Похоже, так оно и есть. Через час они выросли до моих размеров, еще через два уже превышали в размерах небольшой дом, через следующие два они казались мне бесконечно высокими, притом, что путь до них достаточно долгий.

Сейчас уже было ясно, что это вовсе не городские высотки, а просто-напросто огромные бетонные колонны без окон и вообще чего-либо – голые серые цилиндры, растущие из земли, как тростник, вот и все. С моим приближением нарастал и какой-то шум, басистый, протяжный гул. Когда я подошел совсем близко и мог коснуться холодной поверхности колонн и почувствовать их легкую вибрацию, я отлично различал этот звук.

Это были барабанные удары, спокойные, размеренные, глухие. Они эхом отскакивали от колонн и разносились по всей этой территории. Возможно, когда-то давно здесь и правда стучали барабаны, но они ушли, а эхо от них все еще бродит здесь, как в клетке, не в силах освободиться. Может, эти колонны и есть тюрьма для звука: куда бы он не направился, в какую бы сторону не отскочил – везде он встречает на пути эту мощную конструкцию и снова вынужден оттолкнуться от нее, чтобы врезаться в другую.

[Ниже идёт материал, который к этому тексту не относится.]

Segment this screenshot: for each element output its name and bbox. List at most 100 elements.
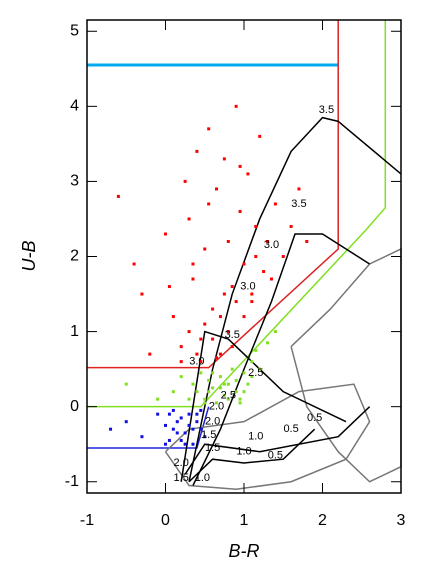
curve — [184, 406, 371, 475]
track-label: 1.0 — [248, 431, 263, 443]
point — [164, 423, 167, 427]
curve — [188, 428, 316, 483]
point — [242, 315, 246, 319]
point — [199, 427, 203, 431]
track-label: 3.5 — [319, 104, 334, 116]
track-label: 2.5 — [248, 367, 263, 379]
point — [140, 435, 144, 439]
track-label: 2.0 — [174, 457, 189, 469]
x-tick-label: 0 — [161, 512, 170, 529]
point — [222, 382, 226, 386]
point — [132, 262, 136, 266]
point — [230, 367, 234, 371]
point — [179, 375, 183, 379]
point — [250, 300, 254, 304]
point — [183, 431, 187, 435]
point — [175, 420, 179, 424]
track-label: 0.5 — [283, 423, 298, 435]
point — [262, 270, 266, 274]
track-label: 1.0 — [236, 446, 251, 458]
point — [234, 300, 238, 304]
track-label: 3.5 — [291, 198, 306, 210]
point — [187, 412, 191, 416]
point — [211, 386, 215, 390]
y-tick-label: 3 — [70, 173, 79, 190]
point — [266, 341, 270, 345]
track-label: 1.5 — [205, 442, 220, 454]
y-tick-label: 4 — [70, 98, 79, 115]
point — [234, 378, 238, 382]
x-axis-label: B-R — [229, 541, 260, 561]
point — [242, 262, 246, 266]
point — [203, 322, 207, 326]
point — [211, 337, 215, 341]
curve — [180, 330, 347, 482]
point — [258, 367, 262, 371]
point — [211, 307, 215, 311]
x-tick-label: -1 — [80, 512, 94, 529]
track-label: 2.0 — [205, 416, 220, 428]
point — [218, 315, 222, 319]
point — [187, 217, 191, 221]
point — [140, 292, 144, 296]
point — [124, 420, 128, 424]
point — [124, 382, 128, 386]
point — [183, 179, 187, 183]
point — [199, 408, 203, 412]
y-tick-label: 2 — [70, 248, 79, 265]
point — [230, 345, 234, 349]
point — [195, 420, 199, 424]
point — [269, 277, 273, 281]
point — [226, 330, 230, 334]
point — [207, 127, 211, 131]
point — [109, 427, 113, 431]
point — [203, 401, 207, 405]
curve — [164, 383, 371, 491]
point — [254, 224, 258, 228]
point — [171, 390, 175, 394]
point — [226, 382, 230, 386]
y-tick-label: -1 — [65, 473, 79, 490]
track-label: 3.0 — [240, 280, 255, 292]
y-tick-label: 1 — [70, 323, 79, 340]
x-tick-label: 3 — [397, 512, 406, 529]
track-label: 1.5 — [174, 472, 189, 484]
point — [183, 442, 187, 446]
point — [179, 360, 183, 364]
point — [238, 164, 242, 168]
point — [218, 386, 222, 390]
point — [215, 401, 219, 405]
point — [156, 397, 160, 401]
curve — [188, 116, 402, 482]
point — [191, 427, 195, 431]
point — [218, 375, 222, 379]
point — [148, 352, 152, 356]
y-tick-label: 5 — [70, 22, 79, 39]
point — [250, 292, 254, 296]
point — [199, 360, 203, 364]
curve — [290, 247, 402, 483]
point — [191, 277, 195, 281]
track-label: 2.5 — [221, 389, 236, 401]
curve — [192, 233, 371, 486]
point — [171, 408, 175, 412]
curve — [87, 406, 210, 449]
point — [258, 134, 262, 138]
point — [246, 172, 250, 176]
y-tick-label: 0 — [70, 398, 79, 415]
point — [266, 239, 270, 243]
point — [167, 285, 171, 289]
point — [171, 315, 175, 319]
point — [179, 416, 183, 420]
point — [238, 401, 242, 405]
point — [203, 397, 207, 401]
point — [187, 397, 191, 401]
point — [175, 431, 179, 435]
point — [167, 412, 171, 416]
y-axis-label: U-B — [19, 241, 39, 272]
point — [226, 239, 230, 243]
curve — [87, 20, 339, 369]
point — [238, 209, 242, 213]
point — [187, 330, 191, 334]
point — [179, 438, 183, 442]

Воды здесь не было, только песок и бетон. Мне нужно идти дальше, долго я не протяну. Огромные тени падали на землю, в них было холодно, а на свету жарко. Я старался чередовать эти явления, чтобы не сгореть и не замерзнуть. Глупо будет замерзнуть в пустыне.

Я шел долго и утомительно, но, наконец, выбрался из леса бетонных колонн. Вдалеке виднелись скалы, острые, как копья, направленные прямо на меня. Терять нечего, а это хорошо – можно упасть и умереть прямо сейчас, и никто тебя не осудит, никто не посмотрит на тебя с упреком, да и грустить по мне некому. Но все-таки я иду, надежда есть, пока ноги идут, а разум не затуманен.